El hombre se rascó la cabeza.
—Espere que la recuerde y se la diré —dijo.
Acto seguido lo dejaron con sus meditaciones, que eran pocas y probablemente no muy placenteras.
Cuatro horas después, el carcelero le llevó a Ambrose Sibly algo de comer. Estaba tendido en la cama y el carcelero lo sacudió por los hombros.
—Despierta —dijo.
Pero Ambrose Sibly ya no se volvería a despertar. Estaba muerto como una piedra.

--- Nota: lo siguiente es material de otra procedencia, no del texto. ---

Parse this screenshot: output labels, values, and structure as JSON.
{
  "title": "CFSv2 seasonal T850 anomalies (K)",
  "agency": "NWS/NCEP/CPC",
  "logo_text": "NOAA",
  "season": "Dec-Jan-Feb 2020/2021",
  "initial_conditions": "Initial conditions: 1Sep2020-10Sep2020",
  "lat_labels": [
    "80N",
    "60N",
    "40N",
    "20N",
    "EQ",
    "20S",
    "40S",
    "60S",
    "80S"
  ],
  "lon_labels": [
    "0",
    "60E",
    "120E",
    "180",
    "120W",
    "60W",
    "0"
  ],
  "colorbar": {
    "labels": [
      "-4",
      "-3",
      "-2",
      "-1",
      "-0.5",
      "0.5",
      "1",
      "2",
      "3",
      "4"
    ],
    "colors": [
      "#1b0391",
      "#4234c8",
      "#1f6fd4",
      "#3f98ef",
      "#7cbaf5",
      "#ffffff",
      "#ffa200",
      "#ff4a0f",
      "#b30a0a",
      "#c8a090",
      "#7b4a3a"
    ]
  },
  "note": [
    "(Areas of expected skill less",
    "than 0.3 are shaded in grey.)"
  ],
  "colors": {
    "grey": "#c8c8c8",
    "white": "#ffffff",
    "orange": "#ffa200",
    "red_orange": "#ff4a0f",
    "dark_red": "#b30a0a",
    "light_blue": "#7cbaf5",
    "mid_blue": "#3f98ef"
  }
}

En la taza de hojalata medio llena de agua que estaba junto a la cama, con la que había aplacado su sed, encontraron ácido cianhídrico[39] suficiente para matar a cincuenta hombres.
Pero el veneno no le interesó tanto al inspector Parr como el pequeño círculo de papel carmesí que fue hallado flotando en la superficie del agua.